I had just gotten back from break. My store was experiencing a rush, so I come out to help my coworker handle everything. For anyone who’s never worked retail, a rush is when your store is full of customers and they all need to be helped at the same time. I walked up to this guy to see if he needed any help and he responded no. But, he then proceeded to treat me to an on the spot interrogation. Asking me every question that popped in his head. From “Where do you live?” to “Where did you go to school?” to “Are you from Chicago?” He asked each question one after the other, like he was reading from some list on a sheet of paper.
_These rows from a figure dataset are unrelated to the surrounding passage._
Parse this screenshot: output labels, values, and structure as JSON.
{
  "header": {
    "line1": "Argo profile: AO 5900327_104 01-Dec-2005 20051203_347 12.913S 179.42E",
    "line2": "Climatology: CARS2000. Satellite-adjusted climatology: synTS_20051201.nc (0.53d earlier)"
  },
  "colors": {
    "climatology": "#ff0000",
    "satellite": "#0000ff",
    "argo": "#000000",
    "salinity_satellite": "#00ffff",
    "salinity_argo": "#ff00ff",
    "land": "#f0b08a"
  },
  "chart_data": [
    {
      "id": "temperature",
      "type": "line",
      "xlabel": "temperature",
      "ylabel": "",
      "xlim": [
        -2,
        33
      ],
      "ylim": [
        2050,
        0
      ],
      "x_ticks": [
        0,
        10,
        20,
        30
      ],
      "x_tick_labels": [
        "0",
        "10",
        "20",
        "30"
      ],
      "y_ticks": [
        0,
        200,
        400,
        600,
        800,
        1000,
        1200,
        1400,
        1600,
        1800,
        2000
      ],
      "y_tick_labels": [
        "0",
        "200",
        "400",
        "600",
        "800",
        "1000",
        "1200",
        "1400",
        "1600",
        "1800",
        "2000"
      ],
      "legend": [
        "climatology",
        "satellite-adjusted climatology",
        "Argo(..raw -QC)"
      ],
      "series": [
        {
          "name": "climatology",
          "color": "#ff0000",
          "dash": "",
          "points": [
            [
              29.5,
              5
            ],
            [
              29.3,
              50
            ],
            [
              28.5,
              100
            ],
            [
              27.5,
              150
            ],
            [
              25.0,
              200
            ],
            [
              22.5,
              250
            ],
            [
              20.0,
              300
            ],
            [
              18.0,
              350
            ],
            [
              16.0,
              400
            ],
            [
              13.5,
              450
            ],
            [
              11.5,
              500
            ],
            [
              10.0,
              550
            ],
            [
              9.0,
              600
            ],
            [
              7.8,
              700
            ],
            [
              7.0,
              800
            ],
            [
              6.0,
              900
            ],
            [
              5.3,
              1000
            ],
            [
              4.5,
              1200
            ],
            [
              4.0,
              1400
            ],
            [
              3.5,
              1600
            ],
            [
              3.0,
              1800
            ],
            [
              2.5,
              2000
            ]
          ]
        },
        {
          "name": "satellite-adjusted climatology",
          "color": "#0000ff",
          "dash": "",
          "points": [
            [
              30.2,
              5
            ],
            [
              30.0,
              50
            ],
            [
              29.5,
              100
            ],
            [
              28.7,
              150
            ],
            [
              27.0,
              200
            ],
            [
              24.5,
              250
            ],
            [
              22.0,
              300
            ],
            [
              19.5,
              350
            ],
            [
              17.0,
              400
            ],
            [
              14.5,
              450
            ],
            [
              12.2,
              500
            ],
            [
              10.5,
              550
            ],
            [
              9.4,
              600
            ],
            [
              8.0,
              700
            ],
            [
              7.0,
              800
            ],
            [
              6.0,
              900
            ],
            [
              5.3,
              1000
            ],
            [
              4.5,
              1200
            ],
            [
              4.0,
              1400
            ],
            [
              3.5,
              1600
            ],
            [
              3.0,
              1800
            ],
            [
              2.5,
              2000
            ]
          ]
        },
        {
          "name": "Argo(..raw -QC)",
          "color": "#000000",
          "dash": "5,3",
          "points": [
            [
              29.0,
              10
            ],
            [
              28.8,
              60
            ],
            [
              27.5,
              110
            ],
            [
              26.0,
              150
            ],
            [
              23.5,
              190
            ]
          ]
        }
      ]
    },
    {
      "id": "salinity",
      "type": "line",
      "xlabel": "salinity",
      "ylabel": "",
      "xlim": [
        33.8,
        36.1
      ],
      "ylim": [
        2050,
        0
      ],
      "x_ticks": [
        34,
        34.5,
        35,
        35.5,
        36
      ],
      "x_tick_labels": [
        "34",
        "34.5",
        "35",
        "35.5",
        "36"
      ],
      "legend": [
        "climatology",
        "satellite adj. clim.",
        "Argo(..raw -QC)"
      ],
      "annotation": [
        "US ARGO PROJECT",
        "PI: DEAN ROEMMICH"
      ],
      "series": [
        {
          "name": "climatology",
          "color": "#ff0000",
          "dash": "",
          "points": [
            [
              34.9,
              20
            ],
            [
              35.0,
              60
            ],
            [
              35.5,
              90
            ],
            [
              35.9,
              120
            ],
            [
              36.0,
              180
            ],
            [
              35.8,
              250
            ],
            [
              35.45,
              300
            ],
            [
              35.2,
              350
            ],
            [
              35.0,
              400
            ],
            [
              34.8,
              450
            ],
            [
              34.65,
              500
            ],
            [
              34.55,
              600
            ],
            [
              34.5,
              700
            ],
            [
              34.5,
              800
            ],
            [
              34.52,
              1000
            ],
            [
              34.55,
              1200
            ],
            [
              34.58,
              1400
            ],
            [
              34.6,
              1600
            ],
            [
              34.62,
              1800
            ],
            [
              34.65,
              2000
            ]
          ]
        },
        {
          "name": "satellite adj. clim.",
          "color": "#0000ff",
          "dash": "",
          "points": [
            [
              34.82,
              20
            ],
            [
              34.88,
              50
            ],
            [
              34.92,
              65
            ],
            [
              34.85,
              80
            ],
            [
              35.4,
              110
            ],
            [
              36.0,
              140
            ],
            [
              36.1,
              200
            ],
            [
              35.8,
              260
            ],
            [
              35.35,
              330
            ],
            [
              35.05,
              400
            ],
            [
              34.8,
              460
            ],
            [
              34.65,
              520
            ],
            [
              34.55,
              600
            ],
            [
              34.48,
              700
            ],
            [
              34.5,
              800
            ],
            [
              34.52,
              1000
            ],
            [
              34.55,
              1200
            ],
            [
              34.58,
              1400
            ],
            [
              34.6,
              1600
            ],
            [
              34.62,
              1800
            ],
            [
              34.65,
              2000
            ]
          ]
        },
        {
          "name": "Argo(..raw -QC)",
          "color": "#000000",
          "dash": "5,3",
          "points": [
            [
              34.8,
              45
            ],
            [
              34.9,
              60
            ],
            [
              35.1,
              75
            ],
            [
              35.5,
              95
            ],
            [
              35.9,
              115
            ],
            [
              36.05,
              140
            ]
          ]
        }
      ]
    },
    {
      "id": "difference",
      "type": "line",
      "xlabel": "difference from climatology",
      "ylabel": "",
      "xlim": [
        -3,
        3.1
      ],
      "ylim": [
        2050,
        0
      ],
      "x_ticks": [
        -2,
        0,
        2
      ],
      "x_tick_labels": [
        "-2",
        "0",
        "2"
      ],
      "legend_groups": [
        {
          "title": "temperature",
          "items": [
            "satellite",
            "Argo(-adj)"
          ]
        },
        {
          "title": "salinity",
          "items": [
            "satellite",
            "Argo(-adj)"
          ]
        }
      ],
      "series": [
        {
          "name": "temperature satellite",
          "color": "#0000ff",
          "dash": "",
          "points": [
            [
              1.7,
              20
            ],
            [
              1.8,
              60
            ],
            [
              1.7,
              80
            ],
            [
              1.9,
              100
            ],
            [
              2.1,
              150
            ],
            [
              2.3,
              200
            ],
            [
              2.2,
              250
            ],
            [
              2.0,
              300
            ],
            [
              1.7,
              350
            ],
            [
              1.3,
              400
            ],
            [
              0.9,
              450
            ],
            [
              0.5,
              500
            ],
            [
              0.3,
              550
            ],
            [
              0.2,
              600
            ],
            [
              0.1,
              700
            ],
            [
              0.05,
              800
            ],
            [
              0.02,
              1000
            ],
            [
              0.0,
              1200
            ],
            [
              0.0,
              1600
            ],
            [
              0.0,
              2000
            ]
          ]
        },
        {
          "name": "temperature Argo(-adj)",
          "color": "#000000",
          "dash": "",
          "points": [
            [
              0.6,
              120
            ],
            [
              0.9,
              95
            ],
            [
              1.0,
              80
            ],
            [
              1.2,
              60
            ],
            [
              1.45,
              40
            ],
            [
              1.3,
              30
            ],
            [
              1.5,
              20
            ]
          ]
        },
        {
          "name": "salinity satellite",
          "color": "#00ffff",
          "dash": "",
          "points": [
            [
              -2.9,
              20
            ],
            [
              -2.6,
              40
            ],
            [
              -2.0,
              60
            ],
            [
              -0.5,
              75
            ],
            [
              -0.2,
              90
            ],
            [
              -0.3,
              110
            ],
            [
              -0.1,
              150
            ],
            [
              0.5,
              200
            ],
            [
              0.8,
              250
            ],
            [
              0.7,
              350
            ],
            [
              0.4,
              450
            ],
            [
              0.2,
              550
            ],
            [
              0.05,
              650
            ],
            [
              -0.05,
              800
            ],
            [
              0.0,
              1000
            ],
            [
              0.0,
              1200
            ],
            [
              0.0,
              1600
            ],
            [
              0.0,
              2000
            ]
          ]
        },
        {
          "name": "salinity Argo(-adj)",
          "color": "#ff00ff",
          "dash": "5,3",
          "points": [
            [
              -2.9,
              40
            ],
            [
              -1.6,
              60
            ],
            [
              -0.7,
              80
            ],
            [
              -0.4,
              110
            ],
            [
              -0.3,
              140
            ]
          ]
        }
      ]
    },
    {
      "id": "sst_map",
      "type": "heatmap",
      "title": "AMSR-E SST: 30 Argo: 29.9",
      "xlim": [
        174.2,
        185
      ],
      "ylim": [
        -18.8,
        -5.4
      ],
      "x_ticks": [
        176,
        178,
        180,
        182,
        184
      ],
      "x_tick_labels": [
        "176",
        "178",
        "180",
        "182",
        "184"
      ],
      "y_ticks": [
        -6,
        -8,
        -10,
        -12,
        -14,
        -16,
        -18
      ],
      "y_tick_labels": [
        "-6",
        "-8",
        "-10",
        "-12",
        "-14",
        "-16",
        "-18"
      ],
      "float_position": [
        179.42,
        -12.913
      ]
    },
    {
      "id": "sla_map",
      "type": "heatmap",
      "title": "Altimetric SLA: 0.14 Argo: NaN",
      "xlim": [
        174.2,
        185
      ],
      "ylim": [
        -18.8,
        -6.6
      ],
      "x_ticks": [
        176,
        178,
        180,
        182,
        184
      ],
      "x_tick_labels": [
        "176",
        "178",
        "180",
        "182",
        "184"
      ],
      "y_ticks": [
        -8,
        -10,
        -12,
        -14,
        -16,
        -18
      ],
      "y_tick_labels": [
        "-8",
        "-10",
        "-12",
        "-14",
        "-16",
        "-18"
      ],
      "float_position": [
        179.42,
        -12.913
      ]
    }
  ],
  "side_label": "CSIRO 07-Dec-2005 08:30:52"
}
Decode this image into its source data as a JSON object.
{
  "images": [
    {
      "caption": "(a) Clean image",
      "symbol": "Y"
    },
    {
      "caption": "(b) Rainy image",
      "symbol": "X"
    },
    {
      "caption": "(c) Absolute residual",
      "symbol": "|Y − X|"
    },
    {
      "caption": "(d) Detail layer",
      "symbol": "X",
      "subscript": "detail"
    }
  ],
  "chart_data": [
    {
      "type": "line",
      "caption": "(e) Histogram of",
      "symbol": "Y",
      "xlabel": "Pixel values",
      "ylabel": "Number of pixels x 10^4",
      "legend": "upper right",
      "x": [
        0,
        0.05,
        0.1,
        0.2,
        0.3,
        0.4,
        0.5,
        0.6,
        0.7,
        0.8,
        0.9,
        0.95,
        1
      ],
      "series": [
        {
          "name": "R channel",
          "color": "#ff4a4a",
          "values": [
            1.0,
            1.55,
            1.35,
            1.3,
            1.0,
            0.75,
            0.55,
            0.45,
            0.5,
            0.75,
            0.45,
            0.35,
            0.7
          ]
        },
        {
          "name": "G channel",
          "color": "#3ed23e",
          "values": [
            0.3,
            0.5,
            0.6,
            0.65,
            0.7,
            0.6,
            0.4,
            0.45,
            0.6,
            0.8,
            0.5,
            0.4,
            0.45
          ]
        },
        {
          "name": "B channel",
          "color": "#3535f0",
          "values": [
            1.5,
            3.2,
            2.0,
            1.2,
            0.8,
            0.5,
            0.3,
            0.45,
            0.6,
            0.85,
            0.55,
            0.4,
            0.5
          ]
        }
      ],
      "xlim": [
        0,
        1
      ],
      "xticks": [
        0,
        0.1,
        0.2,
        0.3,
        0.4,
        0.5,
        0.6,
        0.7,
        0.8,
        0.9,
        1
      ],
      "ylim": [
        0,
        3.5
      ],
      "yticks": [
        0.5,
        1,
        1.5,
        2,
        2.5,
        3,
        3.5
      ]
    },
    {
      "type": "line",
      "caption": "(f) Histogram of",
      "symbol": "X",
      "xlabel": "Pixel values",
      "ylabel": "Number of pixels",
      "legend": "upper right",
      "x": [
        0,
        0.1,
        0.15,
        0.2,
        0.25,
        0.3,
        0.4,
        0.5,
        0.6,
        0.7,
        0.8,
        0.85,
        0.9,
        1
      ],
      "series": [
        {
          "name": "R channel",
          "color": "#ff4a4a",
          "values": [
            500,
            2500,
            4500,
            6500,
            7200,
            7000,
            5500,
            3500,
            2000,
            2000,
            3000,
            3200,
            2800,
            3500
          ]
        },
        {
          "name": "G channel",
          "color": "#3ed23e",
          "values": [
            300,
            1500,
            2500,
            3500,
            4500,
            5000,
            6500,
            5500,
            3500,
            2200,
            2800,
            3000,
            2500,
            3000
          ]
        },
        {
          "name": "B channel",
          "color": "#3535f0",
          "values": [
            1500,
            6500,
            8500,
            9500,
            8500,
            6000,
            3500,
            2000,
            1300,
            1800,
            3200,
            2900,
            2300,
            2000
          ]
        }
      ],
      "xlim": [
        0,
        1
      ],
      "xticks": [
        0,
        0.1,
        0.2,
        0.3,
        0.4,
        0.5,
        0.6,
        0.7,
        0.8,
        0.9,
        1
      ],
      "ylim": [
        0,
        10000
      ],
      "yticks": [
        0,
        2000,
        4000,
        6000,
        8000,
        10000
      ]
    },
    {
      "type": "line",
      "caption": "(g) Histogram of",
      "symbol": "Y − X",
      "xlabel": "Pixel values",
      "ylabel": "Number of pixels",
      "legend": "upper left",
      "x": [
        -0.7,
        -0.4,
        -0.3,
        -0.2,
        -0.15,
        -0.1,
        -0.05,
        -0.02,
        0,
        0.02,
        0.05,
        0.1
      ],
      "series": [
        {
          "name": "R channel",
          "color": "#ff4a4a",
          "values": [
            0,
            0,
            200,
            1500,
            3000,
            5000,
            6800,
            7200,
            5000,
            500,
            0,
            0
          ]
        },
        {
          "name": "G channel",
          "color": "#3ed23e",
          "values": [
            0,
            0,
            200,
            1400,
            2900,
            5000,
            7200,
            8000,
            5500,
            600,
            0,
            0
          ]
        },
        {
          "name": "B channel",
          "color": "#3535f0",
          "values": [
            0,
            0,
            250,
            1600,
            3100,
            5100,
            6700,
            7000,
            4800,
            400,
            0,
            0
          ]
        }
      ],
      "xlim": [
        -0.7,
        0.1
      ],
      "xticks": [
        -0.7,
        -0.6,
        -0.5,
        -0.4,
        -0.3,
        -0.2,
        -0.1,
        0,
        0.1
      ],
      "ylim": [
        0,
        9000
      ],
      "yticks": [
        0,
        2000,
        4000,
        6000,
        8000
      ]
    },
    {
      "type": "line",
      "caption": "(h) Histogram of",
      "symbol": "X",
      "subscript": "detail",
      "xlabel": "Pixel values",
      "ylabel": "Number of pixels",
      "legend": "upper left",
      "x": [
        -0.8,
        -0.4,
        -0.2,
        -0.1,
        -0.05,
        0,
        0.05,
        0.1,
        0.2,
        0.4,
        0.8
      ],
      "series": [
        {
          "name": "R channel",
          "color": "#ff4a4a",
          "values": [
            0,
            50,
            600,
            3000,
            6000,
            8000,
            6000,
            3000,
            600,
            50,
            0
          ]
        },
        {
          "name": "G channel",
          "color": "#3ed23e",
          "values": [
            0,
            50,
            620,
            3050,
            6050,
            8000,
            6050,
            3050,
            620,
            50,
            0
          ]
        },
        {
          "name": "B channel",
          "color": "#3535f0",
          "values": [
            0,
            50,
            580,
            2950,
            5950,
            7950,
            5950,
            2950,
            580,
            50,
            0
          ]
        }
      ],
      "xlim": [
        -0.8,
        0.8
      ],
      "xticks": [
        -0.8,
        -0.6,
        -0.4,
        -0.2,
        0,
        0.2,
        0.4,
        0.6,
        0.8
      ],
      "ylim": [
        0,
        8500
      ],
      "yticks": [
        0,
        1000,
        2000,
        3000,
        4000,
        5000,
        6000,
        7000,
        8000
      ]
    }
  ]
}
In between all that, he’s telling me why he was downtown, how he’s looking into graduate school for social work, and some other stuff I didn’t ask for.

I’m giving this dude one word answers and bouncing around helping other people. Hoping he would get the hint, that this was not the time or the place and that I obviously wasn’t interested. When I’m in the middle of a rush in my store, I have 0% of time for you. If you’re not buying, you’re wasting my time.

So, I wa what made it weird was that after everyone else left the store he stayed behind. I knew he didn’t want to buy anything, but he still insisted I tell him about the jewelry I was selling. Then informed me he was just wasting time until rush hour ended. At this point, I just start ignoring this man hoping he would just leave. My coworker chats with him a bit, but it’s so awkward. He would stand by one of our cases in silence for like a minute, attempt to start another conversation, before lapsing into silence again. Eventually, he decides to leave and informs us that he would be back. Unfortunately.

At this point my coworker is like, “You have to kick him out. He can’t just be in here.” I’m like, “I was trying to be nice and hoped he would get the hint. But, you’re right.” So when he strolled back in 20 minutes later I asked him point blank, “Are you going to buy anything?” He looked startled. But, he looked around for a quick second and then said he’s come back for something for his mom before exiting the store.

The moral to the story here is that if someone’s making you uncomfortable or getting in the way of you doing your job, don’t be afraid to be blunt with them. Don’t be afraid to tell them to leave or call security. I could have ended that whole exchange earlier, if I wasn’t so nice. It’s OK to think about yourself in situations that make you uncomfortable. You don’t have to bend over over backwards for a creepy customer, because you need to deliver excellent customer service to everyone. You are the most important person in your life, so act like it.